L’altro grande rischio che Renzi corre è  che, se il governo decolla, la stella di Letta cresca. A quel punto l’ex enfant prodige del centrosinistra potrebbe ambire a presentarsi candidato premier alle prossime elezioni, bruciando il sindaco e aprendo un duello fin qui imprevisto. Molto dipende dalla durata di questo governo. Se andrà avanti per due o tre anni, veleggiando in buone acque, la situazione si complica. Per non logorarsi, Renzi dovrà rimanere un passo indietro, sparire dai giornali e dalle tv, ritirarsi a Firenze, magari prendendosi la presidenza dell’Anci, nel caso in cui Del Rio, che ora la presiede, faccia il ministro. Dovrà valutare, poi, di ricandidarsi a sindaco di Firenze per un secondo mandato, visto che scade il prossimo anno. Il che significa rinviare ulteriormente i tempi di un impegno nazionale.

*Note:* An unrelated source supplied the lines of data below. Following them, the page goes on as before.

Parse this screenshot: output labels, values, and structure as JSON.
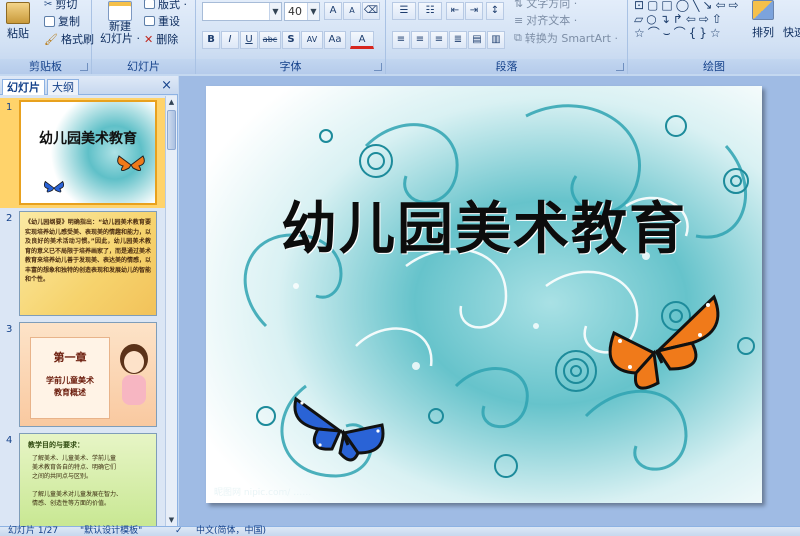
{
  "ribbon": {
    "clipboard": {
      "label": "剪贴板",
      "paste": "粘贴",
      "cut": "剪切",
      "copy": "复制",
      "format_painter": "格式刷"
    },
    "slides": {
      "label": "幻灯片",
      "new_slide_line1": "新建",
      "new_slide_line2": "幻灯片 ·",
      "layout": "版式 ·",
      "reset": "重设",
      "delete": "删除"
    },
    "font": {
      "label": "字体",
      "font_name": "",
      "font_size": "40",
      "bold": "B",
      "italic": "I",
      "underline": "U",
      "strike": "abc",
      "shadow": "S",
      "spacing": "AV",
      "case": "Aa",
      "color": "A"
    },
    "paragraph": {
      "label": "段落",
      "text_direction": "文字方向 ·",
      "align_text": "对齐文本 ·",
      "smartart": "转换为 SmartArt ·"
    },
    "drawing": {
      "label": "绘图",
      "arrange": "排列",
      "quick_styles": "快速"
    }
  },
  "pane": {
    "tab_slides": "幻灯片",
    "tab_outline": "大纲",
    "close": "×",
    "slides": [
      {
        "num": "1",
        "title": "幼儿园美术教育"
      },
      {
        "num": "2",
        "text": "《幼儿园纲要》明确指出：“幼儿园美术教育要实现培养幼儿感受美、表现美的情趣和能力，以及良好的美术活动习惯。”因此，幼儿园美术教育的意义已不局限于培养画家了，而是通过美术教育来培养幼儿善于发现美、表达美的情感，以丰富的想象和独特的创造表现和发展幼儿的智能和个性。"
      },
      {
        "num": "3",
        "chapter": "第一章",
        "subtitle_1": "学前儿童美术",
        "subtitle_2": "教育概述"
      },
      {
        "num": "4",
        "heading": "教学目的与要求：",
        "item_1": "了解美术、儿童美术、学前儿童美术教育各自的特点、明确它们之间的共同点与区别。",
        "item_2": "了解儿童美术对儿童发展在智力、情感、创造性等方面的价值。"
      }
    ]
  },
  "slide": {
    "title": "幼儿园美术教育",
    "watermark": "昵图网 nipic.com/ ……"
  },
  "status": {
    "slide_count": "幻灯片 1/27",
    "theme": "\"默认设计模板\"",
    "language": "中文(简体，中国)"
  },
  "colors": {
    "accent_teal": "#2fb0bd",
    "butterfly_orange": "#f07a1a",
    "butterfly_blue": "#2a63d6"
  }
}
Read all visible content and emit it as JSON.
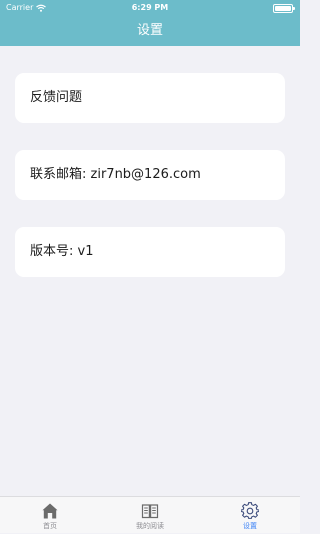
{
  "status_bar": {
    "carrier": "Carrier",
    "time": "6:29 PM"
  },
  "nav": {
    "title": "设置"
  },
  "settings": {
    "items": [
      {
        "label": "反馈问题"
      },
      {
        "label": "联系邮箱: zir7nb@126.com"
      },
      {
        "label": "版本号: v1"
      }
    ]
  },
  "tabbar": {
    "active_index": 2,
    "tabs": [
      {
        "label": "首页",
        "icon": "home-icon"
      },
      {
        "label": "我的阅读",
        "icon": "book-icon"
      },
      {
        "label": "设置",
        "icon": "gear-icon"
      }
    ]
  },
  "colors": {
    "header": "#6cbcca",
    "background": "#f1f1f6",
    "tab_active": "#3b82f6",
    "tab_inactive": "#8e8e93"
  }
}
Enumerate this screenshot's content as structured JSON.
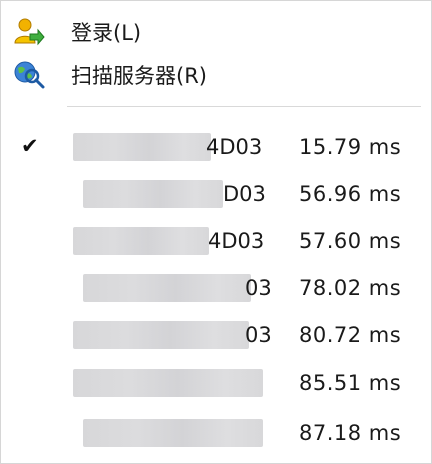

Se, invece, il governo Letta non dovesse superare l’anno di vita, magari incagliandosi dopo l’estate per colpa dei veti dei partiti, allora Renzi potrebbe accettare la sfida che finora ha rifiutato, cioè correre per la segreteria del Pd. «Se si va a votare l’anno prossimo, gli conviene prendersi il partito e poi da lì puntare al governo», osservano nel suo entourage. Al di là delle incognite l’elemento positivo, è ancora il ragionamento che si fa tra i suoi, è che l’incarico a Letta produce un «salto generazionale» nel Pd. Il gruppo dirigente formato dai «ragazzi del ‘68» è definitivamente tramontato. La mano passa ai 40enni. D’ora in poi si apre una nuova stagione. Paradossalmente proprio grazie all’ottantenne presidente della Repubblica si compie definitivamente, nel Partito democratico, quella rottamazione che Renzi aveva solo iniziato.